Large language models (LLMs) often behave unpredictably during inference, producing different outputs even when given the same prompt.
Thinking Machines, an AI company founded by former OpenAI CTO Mira Murati, says it has identified the root cause of this nondeterminism and developed a solution that could make inference reproducible and reliable.
In a blog post titled “Defeating Nondeterminism in LLM Inference”, the company explained that the problem goes beyond the well-known issue of floating-point arithmetic and GPU concurrency.
While rounding errors from parallel computations do play a role, Thinking Machines argues that the real culprit is the lack of batch invariance in widely used inference kernels.
Batch invariance means that a model’s output for a given prompt should remain identical regardless of the batch size or how requests are grouped together. In current systems, many operations—such as matrix multiplications, attention mechanisms, and normalisation—change their internal computation strategies depending on batch size.
This variation in reduction order introduces tiny numerical differences, which can cascade into divergent outputs over long generations.

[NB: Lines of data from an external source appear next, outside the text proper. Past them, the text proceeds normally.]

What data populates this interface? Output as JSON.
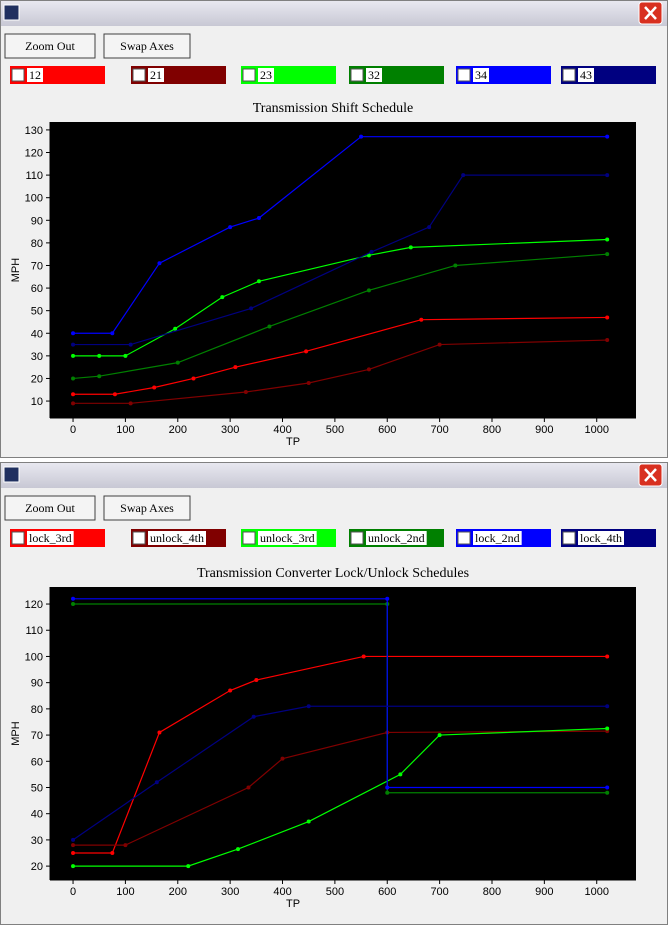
{
  "windows": [
    {
      "buttons": [
        "Zoom Out",
        "Swap Axes"
      ]
    },
    {
      "buttons": [
        "Zoom Out",
        "Swap Axes"
      ]
    }
  ],
  "chart_data": [
    {
      "type": "line",
      "title": "Transmission Shift Schedule",
      "x_label": "TP",
      "y_label": "MPH",
      "xlim": [
        -44,
        1075
      ],
      "ylim": [
        2.5,
        133.5
      ],
      "xticks": [
        0,
        100,
        200,
        300,
        400,
        500,
        600,
        700,
        800,
        900,
        1000
      ],
      "yticks": [
        10,
        20,
        30,
        40,
        50,
        60,
        70,
        80,
        90,
        100,
        110,
        120,
        130
      ],
      "series": [
        {
          "name": "12",
          "color": "#ff0000",
          "x": [
            0,
            80,
            155,
            230,
            310,
            445,
            665,
            1020
          ],
          "values": [
            13,
            13,
            16,
            20,
            25,
            32,
            46,
            47
          ]
        },
        {
          "name": "21",
          "color": "#800000",
          "x": [
            0,
            110,
            330,
            450,
            565,
            700,
            1020
          ],
          "values": [
            9,
            9,
            14,
            18,
            24,
            35,
            37
          ]
        },
        {
          "name": "23",
          "color": "#00ff00",
          "x": [
            0,
            50,
            100,
            195,
            285,
            355,
            565,
            645,
            1020
          ],
          "values": [
            30,
            30,
            30,
            42,
            56,
            63,
            74.5,
            78,
            81.5
          ]
        },
        {
          "name": "32",
          "color": "#008000",
          "x": [
            0,
            50,
            200,
            375,
            565,
            730,
            1020
          ],
          "values": [
            20,
            21,
            27,
            43,
            59,
            70,
            75
          ]
        },
        {
          "name": "34",
          "color": "#0000ff",
          "x": [
            0,
            75,
            165,
            300,
            355,
            550,
            1020
          ],
          "values": [
            40,
            40,
            71,
            87,
            91,
            127,
            127
          ]
        },
        {
          "name": "43",
          "color": "#000080",
          "x": [
            0,
            110,
            340,
            570,
            680,
            745,
            1020
          ],
          "values": [
            35,
            35,
            51,
            76,
            87,
            110,
            110
          ]
        }
      ]
    },
    {
      "type": "line",
      "title": "Transmission Converter Lock/Unlock Schedules",
      "x_label": "TP",
      "y_label": "MPH",
      "xlim": [
        -44,
        1075
      ],
      "ylim": [
        14.7,
        126.5
      ],
      "xticks": [
        0,
        100,
        200,
        300,
        400,
        500,
        600,
        700,
        800,
        900,
        1000
      ],
      "yticks": [
        20,
        30,
        40,
        50,
        60,
        70,
        80,
        90,
        100,
        110,
        120
      ],
      "series": [
        {
          "name": "lock_3rd",
          "color": "#ff0000",
          "x": [
            0,
            75,
            165,
            300,
            350,
            555,
            1020
          ],
          "values": [
            25,
            25,
            71,
            87,
            91,
            100,
            100
          ]
        },
        {
          "name": "unlock_4th",
          "color": "#800000",
          "x": [
            0,
            100,
            335,
            400,
            600,
            1020
          ],
          "values": [
            28,
            28,
            50,
            61,
            71,
            71.5
          ]
        },
        {
          "name": "unlock_3rd",
          "color": "#00ff00",
          "x": [
            0,
            220,
            315,
            450,
            625,
            700,
            1020
          ],
          "values": [
            20,
            20,
            26.5,
            37,
            55,
            70,
            72.5
          ]
        },
        {
          "name": "unlock_2nd",
          "color": "#008000",
          "x": [
            0,
            600,
            600,
            1020
          ],
          "values": [
            120,
            120,
            48,
            48
          ]
        },
        {
          "name": "lock_2nd",
          "color": "#0000ff",
          "x": [
            0,
            600,
            600,
            1020
          ],
          "values": [
            122,
            122,
            50,
            50
          ]
        },
        {
          "name": "lock_4th",
          "color": "#000080",
          "x": [
            0,
            160,
            345,
            450,
            1020
          ],
          "values": [
            30,
            52,
            77,
            81,
            81
          ]
        }
      ]
    }
  ]
}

To address this, the team built batch-invariant kernels for key operations, including RMSNorm, matmul, and attention. Testing on the Qwen-3-8B model, they found that under default settings, 1,000 runs of the same prompt at temperature 0 produced 80 unique completions. With the modified kernels, all 1,000 completions were identical, demonstrating full reproducibility.
The trade-off, however, is speed. The batch-invariant setup ran slower than default inference, though optimisations to the attention kernel helped reduce the gap. Still, Thinking Machines argues that the performance cost is a fair price for the gains in determinism, especially for use cases in research, safety, and debugging.
“Reproducibility is a bedrock of scientific progress. However, it’s remarkably difficult to get reproducible results out of large language models.” the blog noted, adding that eliminating nondeterminism could also reduce discrepancies between training and inference phases of LLM deployment.
By reframing nondeterminism as a batch invariance problem, the company hopes to influence the design of future inference engines, where determinism may become as critical as raw speed.